The Five Books
That Have Influenced Me Most
Here are five books that I read before I was twenty but have stayed with me all my life.
ALICE’S ADVENTURES IN WONDERLAND by Lewis Carroll
I’ve always been fascinated by ALICE IN WONDERLAND, although I do have a confession to make – as a little girl, there were parts of the story which really frightened me, especially the episodes with the Queen and her repeated command to chop off people’s heads. It was the randomness of the threatened violence that I found unsettling. Perhaps that’s why the storyline and characters have lived in my subconscious ever since.
In recent times I’ve re-read ALICE and THROUGH THE LOOKING-GLASS and found them to be brimming with subtext about the search for identity and the notion of order versus chaos. Although Lewis Carroll might not have intended it, Alice comes across, to my mind at least, as a nascent suffragette, manoeuvring her way through Wonderland with considerable determination and aplomb, while constantly questioning its rules. Those aspects inspired the premise for THE JADE WIDOW, my novel about women challenging the conventions of Victorian society.
ANIMAL FARM by George Orwell
I discovered ANIMAL FARM in my first year of high school. Back then, I read it as an entertaining tale about farm animals taking over the farm. I didn’t know it was a political allegory, and even if someone had told me, I wouldn’t have understood what those words meant. As far as I was concerned, it was just a rollicking good story in which animals behaved like humans. As a writer, I’ve learned an important lesson from this book. No matter how impassioned its message or how clever the satire and symbolism, an allegory has to work first and foremost as a story. And that’s certainly the case here.
JANE EYRE by Charlotte Brontë
Long ago, in the process of working through the Victorian novels in the school library, I came across two dark and emotionally charged books that didn’t seem to fit the traditional model: WUTHERING HEIGHTS and JANE EYRE. The authors were sisters, who spent their lives in a parsonage in Yorkshire. Together with their siblings, they created their own imaginary worlds. Years later I would make a pilgrimage to Haworth to see where they lived. Although I’ve always loved both those books, it’s JANE EYRE that I’ve returned to over and over again. Jane is a rather unusual Victorian heroine. Neither simpering nor helpless, she knows her own mind and in her quiet, self-deprecating way, goes after what she wants.

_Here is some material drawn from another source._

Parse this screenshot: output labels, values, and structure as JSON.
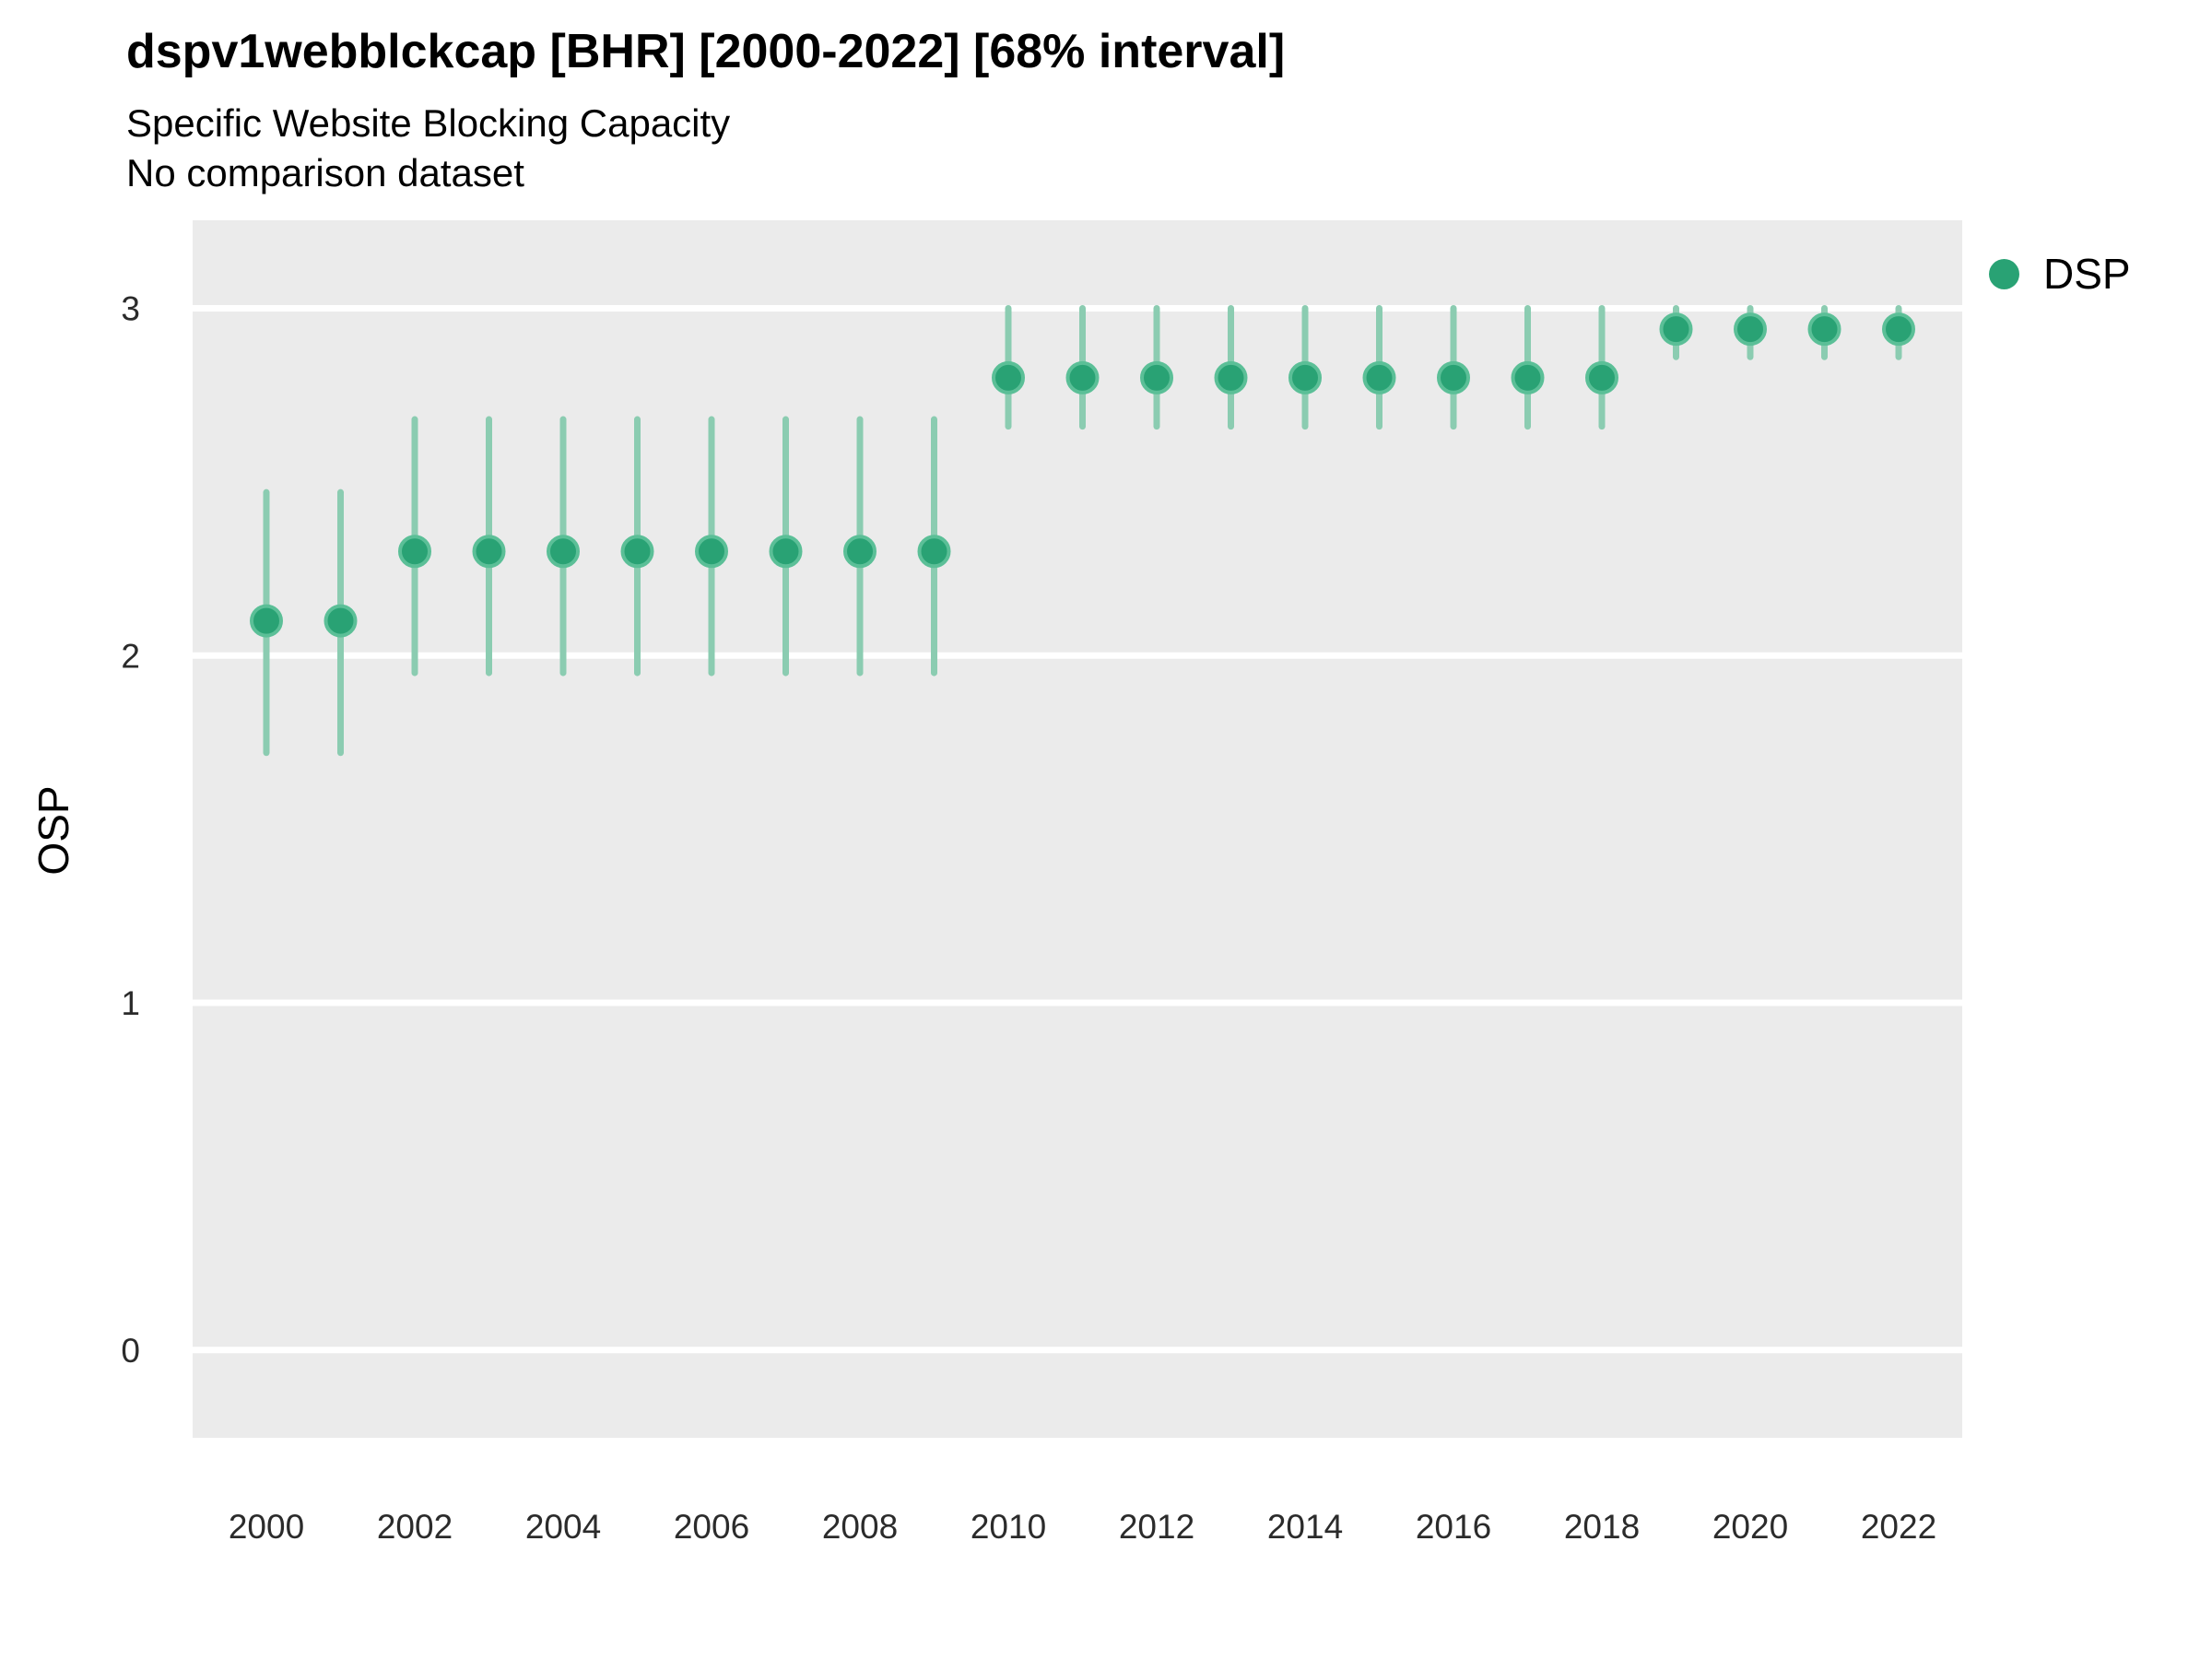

TO KILL A MOCKINGBIRD by Harper Lee
If I had to choose my all-time favourite book, it would be TO KILL A MOCKINGBIRD. Everything about it is perfect – structure, story, setting, characters, themes and language. I like the way the events unfold through the eyes of the narrator, Scout Finch, whom we get to know as a little girl and as an adult reminiscing about her youth. I can almost hear Scout’s Southern accent whenever I read the book, but that might be a result of the novel and the film having merged in my brain (which is also why I tend to picture Atticus Finch as Gregory Peck). Among a cast of memorable characters, Atticus is the standout for me, a noble hero and a great father.
LE GRAND MEAULNES by Alain-Fournier
I would never have known about this wonderfully evocative novel, if it hadn’t been a set text in my French course at uni. That’s usually enough to put you off a book, particularly when there’s an essay involved, but I quickly fell in love with Alain-Fournier’s dreamlike story about trying to recapture a lost past. In that respect, there are similarities to THE GREAT GATSBY, which just happens to be another of my favourites. However, the two novels differ markedly in mood and tone. Fitzgerald’s story, set in the Jazz Age, is often dark and cynical, while LE GRAND MEAULNES reflects the comparatively innocent pre-World War I period in which it was written. For me, there’s an added poignancy in that its young author was killed in action on the Western Front not long after the book was published. It was his first and only novel. If he had lived, he might well have been one of the great novelists of the twentieth century.